FACT CHECK: Was Kamala Harris Arrested In Singapore?

Ryan King | Contributor

A post shared on Facebook claims that Vice President Kamala Harris was arrested in Singapore and that a new vice president has been announced.

Verdict: False

While Harris did recently travel to Singapore, she was not arrested during her trip. She has not been replaced as vice president.

Fact Check:

Harris traveled to Singapore on Aug. 22 to meet with leaders there, Reuters reported. The title of a video posted to Facebook claims she was arrested during the trip, saying, “Kamala Was Arrested in Singapore, New Vice President Is Announced.”

The claim doesn’t hold up under scrutiny, as Harris was, according to an Associated Press photo, seen boarding her plane to leave Singapore Aug. 24. Her verified social media accounts also remained active throughout and after her brief stay. Check Your Fact found no credible news reports about Harris being arrested or detained during her visit to the country.
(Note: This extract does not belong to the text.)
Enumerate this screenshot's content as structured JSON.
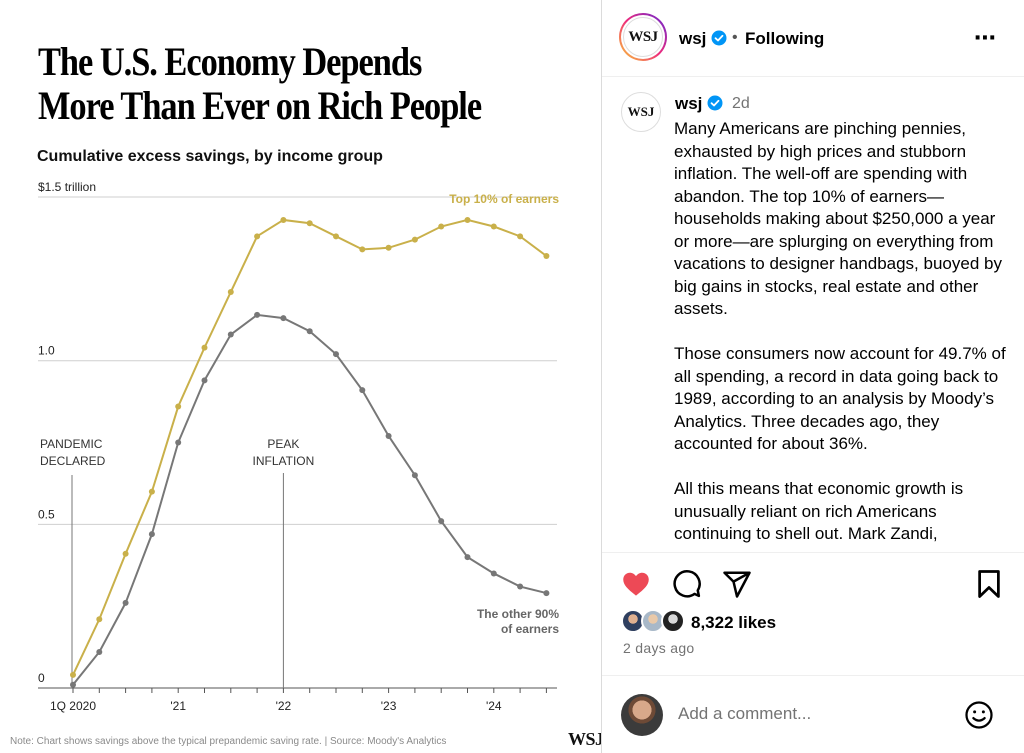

The claim that Harris has been replaced by a new vice president is likewise inaccurate. Harris gave a speech in Shanksville, Pennsylvania on Sept. 11, the day after the video was shared on Facebook, to honor the victims of the Sept. 11, 2001 terrorist attacks, according to Axios. Numerous news outlets, including Axios, NPR and ABC News, reported on the speech and identified Harris as the vice president. Harris remains listed as the vice president on the White House’s website.

Prior to her appearance in Shanksville, Harris also made a speech in support of Democratic California Gov. Gavin Newsom on Sept. 8, according to Politico. Footage of that speech can be found on CBS News‘ YouTube channel. (RELATED: No, This Photo Does Not Show Kamala Harris With Jeffrey Epstein)

Check Your Fact reviewed the video included in the Facebook post and found it offered no evidence to corroborate the title’s claim. The narrator of the video only briefly mentions the claim, instead focusing on topics such as rising inflation, the Taliban leadership and some conspiracy theories.

At one point, the narrator attempts to baselessly suggest Supreme Court Chief Justice John Roberts has been removed from the court due to “charges against him.” Roberts, however, authored an opinion for the court on Sept. 1 and is still listed on the court’s website as the chief justice. In July, Check Your Fact debunked a similar claim that alleged Roberts had been arrested and charged for child trafficking.

The narrator also asserted former President Donald Trump was reinstated in August, a false rumor that has been debunked by other fact-checking outlets.